たしかに、マオのような背も高く、肉感的な体を持つ女も捨てがたいが、やはり俺はユウのようなか弱い女性を守っていきたいのだ。
「ん?」
わなわなと唇を震わせるマオの様子がおかしい。
「いつまでそこにいるつもりだ?
ほら。
さっさと出ていけ!」
俺に追い打ちをかけられ、マオは体をびくっと揺らす。
「……おのれ」
うん?
「おのれおのれおのれおのれ!
我の計画もここまでかぁ~!!」
「うわっ!」
突然、マオが異形の生物へと変貌した。
黒いマントを羽織ったそれは、おでこの横に2本の長い角を生やし、口には邪悪な牙が並ぶ。

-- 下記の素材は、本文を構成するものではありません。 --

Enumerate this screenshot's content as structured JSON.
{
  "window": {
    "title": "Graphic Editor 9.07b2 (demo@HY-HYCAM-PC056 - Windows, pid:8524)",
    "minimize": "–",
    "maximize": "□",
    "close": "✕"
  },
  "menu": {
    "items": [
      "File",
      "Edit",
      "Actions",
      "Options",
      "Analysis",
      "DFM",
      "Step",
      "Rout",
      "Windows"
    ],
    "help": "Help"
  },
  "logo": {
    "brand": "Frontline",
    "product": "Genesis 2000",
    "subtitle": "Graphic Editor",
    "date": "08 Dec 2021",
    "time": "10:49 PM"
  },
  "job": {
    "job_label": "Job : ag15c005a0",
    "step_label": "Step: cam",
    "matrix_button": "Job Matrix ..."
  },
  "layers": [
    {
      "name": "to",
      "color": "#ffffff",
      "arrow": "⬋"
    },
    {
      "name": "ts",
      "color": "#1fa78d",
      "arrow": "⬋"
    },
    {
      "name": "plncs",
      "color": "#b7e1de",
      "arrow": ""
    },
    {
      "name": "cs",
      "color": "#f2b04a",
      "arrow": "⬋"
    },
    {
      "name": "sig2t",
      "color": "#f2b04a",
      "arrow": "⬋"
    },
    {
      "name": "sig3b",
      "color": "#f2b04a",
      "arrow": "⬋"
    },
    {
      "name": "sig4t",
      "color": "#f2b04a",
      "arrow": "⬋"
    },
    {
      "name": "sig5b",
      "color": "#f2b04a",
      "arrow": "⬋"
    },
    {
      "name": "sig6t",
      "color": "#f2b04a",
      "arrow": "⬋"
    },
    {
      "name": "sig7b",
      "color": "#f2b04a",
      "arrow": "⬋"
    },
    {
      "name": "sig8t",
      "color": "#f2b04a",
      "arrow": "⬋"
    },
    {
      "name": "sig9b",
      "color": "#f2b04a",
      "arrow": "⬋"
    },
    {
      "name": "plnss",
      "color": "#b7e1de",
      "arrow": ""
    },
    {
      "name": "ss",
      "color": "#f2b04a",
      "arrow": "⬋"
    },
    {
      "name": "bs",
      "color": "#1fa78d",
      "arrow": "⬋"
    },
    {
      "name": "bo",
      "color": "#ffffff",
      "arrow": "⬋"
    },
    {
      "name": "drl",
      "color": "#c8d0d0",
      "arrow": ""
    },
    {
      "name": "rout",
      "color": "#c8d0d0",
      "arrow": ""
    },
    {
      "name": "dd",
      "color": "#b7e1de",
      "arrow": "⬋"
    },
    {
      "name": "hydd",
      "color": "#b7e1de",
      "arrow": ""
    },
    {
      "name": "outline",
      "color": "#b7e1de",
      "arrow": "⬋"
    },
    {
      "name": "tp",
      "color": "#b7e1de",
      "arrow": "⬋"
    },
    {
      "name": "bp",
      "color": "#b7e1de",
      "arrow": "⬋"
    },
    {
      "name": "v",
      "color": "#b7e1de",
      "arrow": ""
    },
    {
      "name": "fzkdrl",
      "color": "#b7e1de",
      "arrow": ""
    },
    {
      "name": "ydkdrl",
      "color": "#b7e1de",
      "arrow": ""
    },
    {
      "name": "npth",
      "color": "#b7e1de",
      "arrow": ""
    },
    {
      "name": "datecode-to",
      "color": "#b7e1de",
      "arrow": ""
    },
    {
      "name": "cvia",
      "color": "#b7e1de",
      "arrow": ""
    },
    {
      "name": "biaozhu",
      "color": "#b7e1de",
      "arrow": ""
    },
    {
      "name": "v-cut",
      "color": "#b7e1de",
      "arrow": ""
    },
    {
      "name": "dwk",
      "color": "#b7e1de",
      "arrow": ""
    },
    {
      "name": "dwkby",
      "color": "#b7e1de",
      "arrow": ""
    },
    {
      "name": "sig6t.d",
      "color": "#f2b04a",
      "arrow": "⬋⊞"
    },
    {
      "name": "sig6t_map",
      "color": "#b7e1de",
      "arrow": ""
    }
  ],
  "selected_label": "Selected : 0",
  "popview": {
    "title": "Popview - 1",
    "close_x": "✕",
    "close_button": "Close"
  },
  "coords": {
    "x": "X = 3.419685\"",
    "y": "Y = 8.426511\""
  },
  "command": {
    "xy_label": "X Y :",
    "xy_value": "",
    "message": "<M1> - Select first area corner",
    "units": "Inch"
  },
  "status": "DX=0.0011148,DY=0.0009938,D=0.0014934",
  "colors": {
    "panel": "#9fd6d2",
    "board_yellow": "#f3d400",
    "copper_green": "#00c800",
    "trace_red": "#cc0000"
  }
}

眼光は鋭く、人を近付けない暗黒のオーラを纏っていた。
「きゃーー!!」
俺は思わず女みたいな声を上げていた。
や、やばい。漏らしそう。
周りの人々も叫び声を上げて逃げていく。
待って!
俺を置いてかないで!
「ついに正体を現したな!
魔王め!」
え?
ユウさん?
「ふははははっ!
よくぞ我が正体を見破ったな!
やはり貴様が勇者だったか!」
魔王さんとお知り合いでしたか?
「おまえがヒロ様に近付き、内側から王国を破壊しようとしていたことは分かっていた!」
え?そうなの?
「だから、貴様はそこのバカ王子に取り入って、我を追い出そうとしたのだなっ!」
あれ?いまバカって言った?
「当然だ!
このバカなら、すぐに私を庇護すると思ってな!」
ユウ?せめて王子はつけて?
「おのれ!
勇者め!
許さん!」
マオ、改め魔王は、両手をこちらにかざす。
「魔王獄炎波!」
「きゃーー!!」
魔王の手のひらからものすごい炎が襲ってくる。
この悲鳴は誰だって?
俺だよ!
「ふっ!
勇者聖光盾!」
ユウ、改め勇者様が軽く笑いながら左手を炎に向けると、光の盾が現れて、向かってくる炎をすべてかき消した。
「お、おのれ!おのれ!」
魔王は怒り心頭といった様子で、天を仰いで力を解放しようとする。
「させない!
いまだっ!
勇者雷光剣!」
勇者様が右手に出現させた剣を天に掲げると、雷が剣に落ちて、剣はバチバチと雷を帯びる。
「滅びよっ!
魔王!」
そして、雷光の速さで魔王に迫り、その首をあっさりとはねた。
「ば、ばかなぁ……ぐわぁぁぁぁーー!!」
そして、魔王は爆発して消え去った。
「きゃーーー!!!」
俺はその爆風に巻き上げられる。
え?いい加減慣れたまえ。
この叫び声は俺だ。
「きゃーー……あ、あれ?」
が、
「大丈夫ですか?
ヒロ様?」
俺は勇者様の腕に抱かれて、お姫様だっこ状態で助けてもらっていた。
「は、はい」
思わず敬語になってしまう。
「ふふ。
ヒロ様はかわいらしいですね」
そう言って微笑むユウは、誰よりもカッコよかった。
「脅威は滅びました。
ですが、いつまた新たな脅威が現れるか分かりません。
これからは、私がヒロ様のお側で、ずっとお守りしてさしあげますね」
「は、はい、ユウ様」
か、カッコいい~~。
そうして俺は、完全にユウ様の虜となったのだった。
数年後。
「ヒロ様!
ただいま帰りましたよ~!」
「ユウ様!
おかえりなさい!」
「「ママ!
おかえり~!」」
父のあとを継いで王となった俺は、ユウ様を正式に勇者に認定。
結婚もして、2人の子宝にも恵まれた。
ユウ様は王妃の立場でありながら、勇者として各地を点々とし、魔物を狩り続けている。
「マオ!
掃除は終わったの?」
「お、終わりました~。
ユウ様~」
こいつは魔王の成れの果てである。
ユウ様にやられ、魔力のすべてを失ったマオはただの人間になっていた。
それをユウ様が監視も兼ねて、城で召し使いとして使ってやることになったのだ。
今ではすっかり毒気も抜けて、子供たちの良い遊び相手になっている。
「魔王はいなくなったけど、まだまだ脅威はなくなりません。
愛するあなたと我が子と、そしてこの国を守るために、私の戦いは終わらないわ!」
か、カッコいい~~!
「どこまででもついていきます!
ユウ様!」
そうして、俺はユウ様の小さくて大きい背中に身を寄せるのだった。